Upper Crust managers and employees began to harass her, and in March 2009, she was fired, the complaint alleged.
“They never asked me ‘Are you OK,’ ’’ Sousa wrote in an e-mail to the Globe. “They didn’t like that I had workers’ compensation.’’
Barbara Green, a spokeswoman for the Massachusetts Commission Against Discrimination, said, “This complaint is still being actively investigated.’’
Upper Crust “is vigorously defending itself against the allegations,’’ Regan said. Sousa received worker’s compensation, he said, but did not get unemployment benefits because she left of her own accord.
Sousa and other immigrant employees eventually took their complaints about working conditions to the US Department of Labor. It launched an investigation last year and ordered Upper Crust to pay nearly $350,000 to about 120 employees for uncompensated overtime.
But Upper Crust demanded the immigrants surrender the government-ordered checks or lose their jobs, according to interviews with nine former employees. Two former cooks, in a lawsuit filed in Suffolk Superior Court, have accused the Boston pizzeria of taking back thousands of dollars in overtime payments by slashing their wages.
One of the plaintiffs, Valdeir Pereira Pinto, started earning $455 for working 80 hours a week, according to copies of his paychecks and timecards submitted as part of the lawsuit. That is about $5.70 an hour, or $2.30 below minimum wage. Pinto said Upper Crust deducted more than $8,000 over several months — the full overtime payment he received — and then fired him.
Upper Crust has denied these allegations. “This is not true,’’ Regan said. “Everyone who received an overtime check cashed it.’’
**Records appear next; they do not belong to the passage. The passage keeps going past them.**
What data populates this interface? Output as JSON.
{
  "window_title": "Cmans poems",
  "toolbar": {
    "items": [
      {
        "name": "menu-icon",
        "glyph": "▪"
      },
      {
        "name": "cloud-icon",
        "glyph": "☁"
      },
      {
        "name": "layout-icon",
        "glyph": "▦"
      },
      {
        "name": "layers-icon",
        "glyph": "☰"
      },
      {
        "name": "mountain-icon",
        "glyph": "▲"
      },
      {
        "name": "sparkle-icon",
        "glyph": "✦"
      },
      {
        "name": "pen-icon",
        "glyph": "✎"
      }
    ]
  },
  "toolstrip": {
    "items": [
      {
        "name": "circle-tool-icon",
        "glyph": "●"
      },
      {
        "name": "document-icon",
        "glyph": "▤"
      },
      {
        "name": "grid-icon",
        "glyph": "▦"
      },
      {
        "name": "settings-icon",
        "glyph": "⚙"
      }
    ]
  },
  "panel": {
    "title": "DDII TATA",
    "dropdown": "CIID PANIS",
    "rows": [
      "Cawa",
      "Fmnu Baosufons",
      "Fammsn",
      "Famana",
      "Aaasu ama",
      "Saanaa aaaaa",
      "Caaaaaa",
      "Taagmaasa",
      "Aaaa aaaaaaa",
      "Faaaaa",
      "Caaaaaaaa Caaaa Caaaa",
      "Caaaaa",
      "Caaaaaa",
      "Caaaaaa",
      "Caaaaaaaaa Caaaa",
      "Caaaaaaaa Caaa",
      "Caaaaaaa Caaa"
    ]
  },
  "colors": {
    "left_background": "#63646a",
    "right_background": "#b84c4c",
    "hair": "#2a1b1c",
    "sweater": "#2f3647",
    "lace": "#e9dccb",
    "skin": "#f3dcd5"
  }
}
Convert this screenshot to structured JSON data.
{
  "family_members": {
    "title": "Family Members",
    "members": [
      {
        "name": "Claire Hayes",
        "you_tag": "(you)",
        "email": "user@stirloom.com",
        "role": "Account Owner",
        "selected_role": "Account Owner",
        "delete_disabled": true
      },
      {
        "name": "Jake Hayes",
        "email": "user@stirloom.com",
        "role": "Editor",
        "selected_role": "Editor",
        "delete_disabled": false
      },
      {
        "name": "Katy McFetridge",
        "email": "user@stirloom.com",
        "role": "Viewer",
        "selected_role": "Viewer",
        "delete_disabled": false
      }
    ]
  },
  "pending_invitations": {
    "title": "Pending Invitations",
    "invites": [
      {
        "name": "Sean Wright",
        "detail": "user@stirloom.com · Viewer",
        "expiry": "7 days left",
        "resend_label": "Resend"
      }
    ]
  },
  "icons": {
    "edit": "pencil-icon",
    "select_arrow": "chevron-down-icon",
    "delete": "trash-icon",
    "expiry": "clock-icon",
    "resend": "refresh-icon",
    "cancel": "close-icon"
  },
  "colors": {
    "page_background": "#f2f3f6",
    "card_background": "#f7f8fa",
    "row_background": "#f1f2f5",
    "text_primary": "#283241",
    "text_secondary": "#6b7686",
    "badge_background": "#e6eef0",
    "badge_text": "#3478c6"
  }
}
Tobins, in an e-mail this summer, said Pinto and a second plaintiff in the lawsuit, Cleverson Batista, were not entitled to overtime under the law because they were managers, not hourly workers. He described the men as “disgruntled ex-employees.’’
After Upper Crust began reducing wages last fall, Carla Pantuosco, who served as a manager at the shop on Commonwealth Avenue in Boston, said she received weekly complaints about paycheck issues from the Brazilian kitchen workers.
“Every week it would be this new problem. Everybody in the front of the house was paid. It was always the back of the house,’’ said Pantuosco, who left shortly after Pinto was fired. “The kitchen staff got frustrated. It wasn’t a good situation. I couldn’t stand it.’’
The Department of Labor has an “open, ongoing investigation’’ of the Upper Crust chain, but spokesman John M. Chavez would not disclose details.
Ross Feinstein, a spokesman for Immigration and Customs Enforcement, said the department “neither confirms nor denies the existence of an ongoing investigation’’ of Upper Crust.